Es gibt nicht ein Gedächtnis, sondern fünf
Wieso sind Marken, die die fünf Sinne ansprechen, so unwiderstehlich? Das menschliche Gehirn legt Erinnerungen sortiert nach Sinnesorganen ab – somit gibt es nicht einen Speicher, sondern fünf. In diesen legen wir zudem weit mehr Erinnerungen ab, als uns bewusst ist. Das Kernproblem von Werbekampagnen ist quadratisch und steht in jedem Haus: das TV-Gerät. Indem sich alle Marketingmanager darauf stürzen, steigen die Preise für Werbeblöcke in astronomische Höhen, zugleich überschwemmt immer mehr TV-Reklame das Bewusstsein des Kunden – der dazu noch weniger Zeit als früher vor Radio und Glotze verbringt. In dieser Werbeflut gehen Sie unter, Sie können noch so originell sein. Gehen Sie lieber unbekannte und neue Wege.
„Ob es Ihnen gefällt oder nicht, unsere Sinne sind darauf konzipiert, uns zu verführen. Dennoch tun viele Markenmanager so, als sei sensorische Stimulation von gestern.“
Rein visuelle Werbung ist steril. Mit dem Einkaufserlebnis im Supermarkt, wo wir Ware befühlen, daran schnüffeln, sie vielleicht sogar ausprobieren, hat ein Flimmer-Filmchen nichts gemein. Appellieren Sie also an alle fünf Sinne – befreien Sie durch Hören, Riechen, Schmecken und Fühlen von quälender Langeweile. Beispiel Mitsubishi: In den USA schaltete der japanische Autohersteller in Tageszeitungen ganzseitige Anzeigen für den Lancer Evo X, die mit einem speziell entwickelten Wohlgeruch präpariert waren – der Wagen soll innerhalb kürzester Zeit ausverkauft gewesen sein.

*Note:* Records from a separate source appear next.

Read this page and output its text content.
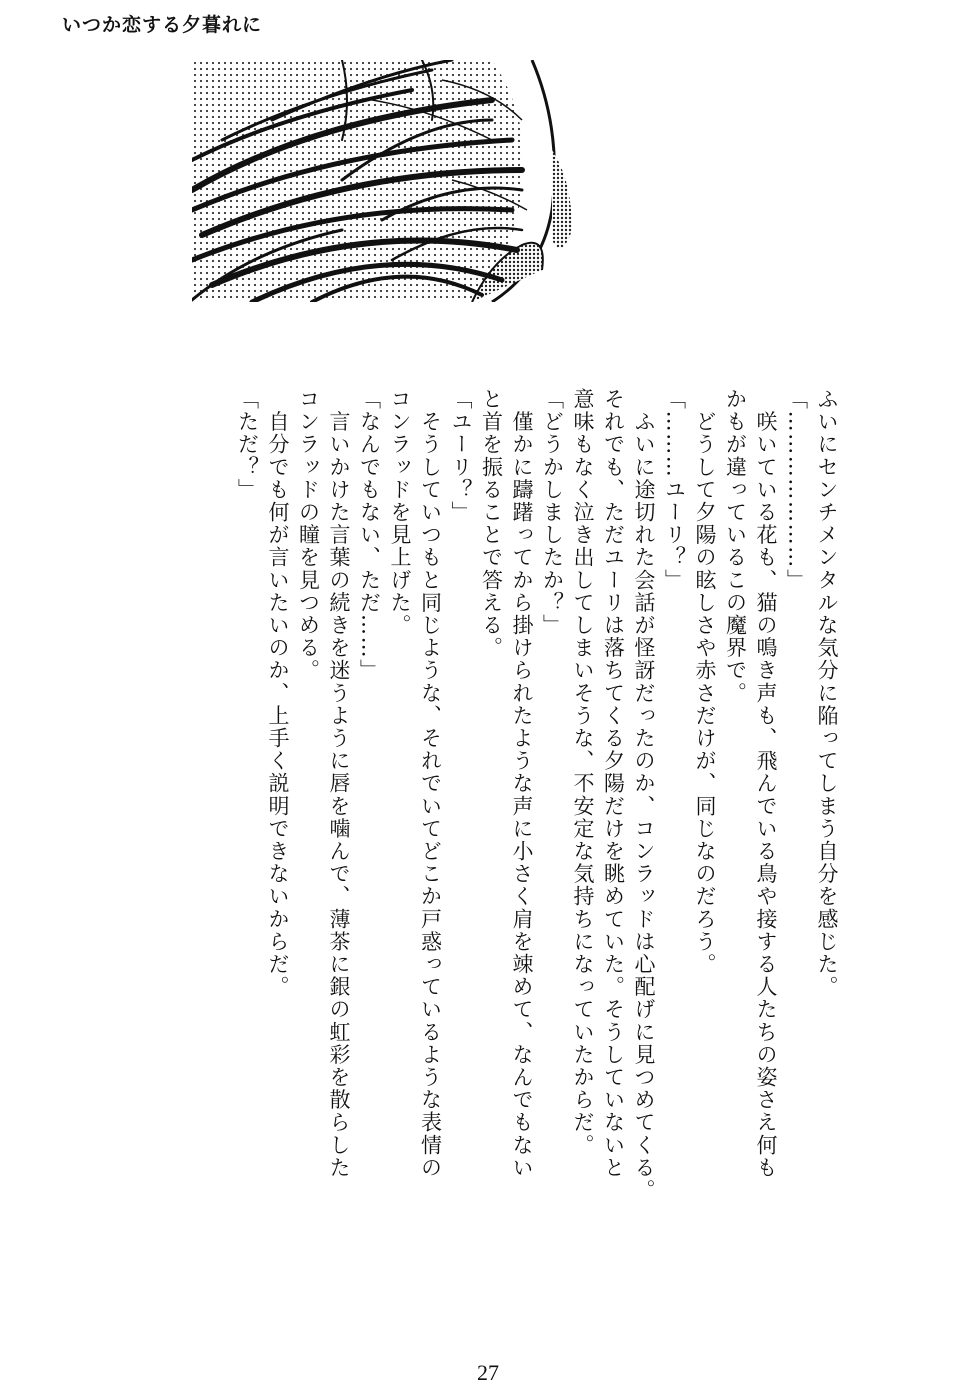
いつか恋する夕暮れに

ふいにセンチメンタルな気分に陥ってしまう自分を感じた。

「…………………」

　咲いている花も、猫の鳴き声も、飛んでいる鳥や接する人たちの姿さえ何も

かもが違っているこの魔界で。

　どうして夕陽の眩しさや赤さだけが、同じなのだろう。

「………ユーリ？」

　ふいに途切れた会話が怪訝だったのか、コンラッドは心配げに見つめてくる。

それでも、ただユーリは落ちてくる夕陽だけを眺めていた。そうしていないと

意味もなく泣き出してしまいそうな、不安定な気持ちになっていたからだ。

「どうかしましたか？」

　僅かに躊躇ってから掛けられたような声に小さく肩を竦めて、なんでもない

と首を振ることで答える。

「ユーリ？」

　そうしていつもと同じような、それでいてどこか戸惑っているような表情の

コンラッドを見上げた。

「なんでもない、ただ……」

　言いかけた言葉の続きを迷うように唇を噛んで、薄茶に銀の虹彩を散らした

コンラッドの瞳を見つめる。

　自分でも何が言いたいのか、上手く説明できないからだ。

「ただ？」

27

„Ebenso wie in Glaubensdingen gilt auch für Unternehmen, dass sich Loyalität nicht messen, prognostizieren oder kaufen lässt.“
Düfte sind ein riesiges Einfallstor in unsere Erinnerung; noch nach Jahrzehnten wühlt uns ein vertrauter Geruch auf, bringt Vergessenes ins Bewusstsein. Warum? Unser Geruchssinn ist um ein Vielfaches sensibler als der Geschmackssinn. Viele machen sich das inzwischen zunutze: Um Bademode wird Kokosduft versprüht, Autohersteller kreieren Neuwagendüfte, Supermärkte platzieren die Bäckerei stets so, dass die Ventilatoren den frischen Backstubengeruch in den Eingangsbereich pusten, Nivea inszenierte einen Kinospot mit Strandurlaub und ließ dazu Sonnenölduft in den Zuschauerraum fluten. Umgekehrt funktioniert das auch: Ein Reiniger roch so stechend chemisch, dass er mit Rosenduft parfümiert wurde – prompt fiel der Absatz um 27 %, weil die Kunden nun an der Reinigungskraft zweifelten.
Die Sinne sind miteinander vernetzt
Das Schöne am sensorischen Branding: eins plus eins plus eins plus eins plus eins macht nicht fünf, sondern viel mehr – denn die fünf Sinnesorgane sind miteinander vernetzt, sodass sich die Wirkung von starken Marken bei einer Kombination der Sinne erheblich steigern kann. Vor allem Töne versetzen Menschen unbewusst in Stimmungen, die einer Marke helfen oder schaden können. So assoziieren viele den Nokia-Ton inzwischen mit Stress und Termindruck; die ursprünglich positive Prägung könnte kippen. Man hat auch festgestellt, dass die Rhythmik von Musik die Verweildauer von Barbesuchern beeinflusst: Je langsamer die Hintergrundmusik, desto länger bleibt das Publikum. Traurige Musik, so fand eine weitere Studie heraus, verstärkt unsere Kauflust.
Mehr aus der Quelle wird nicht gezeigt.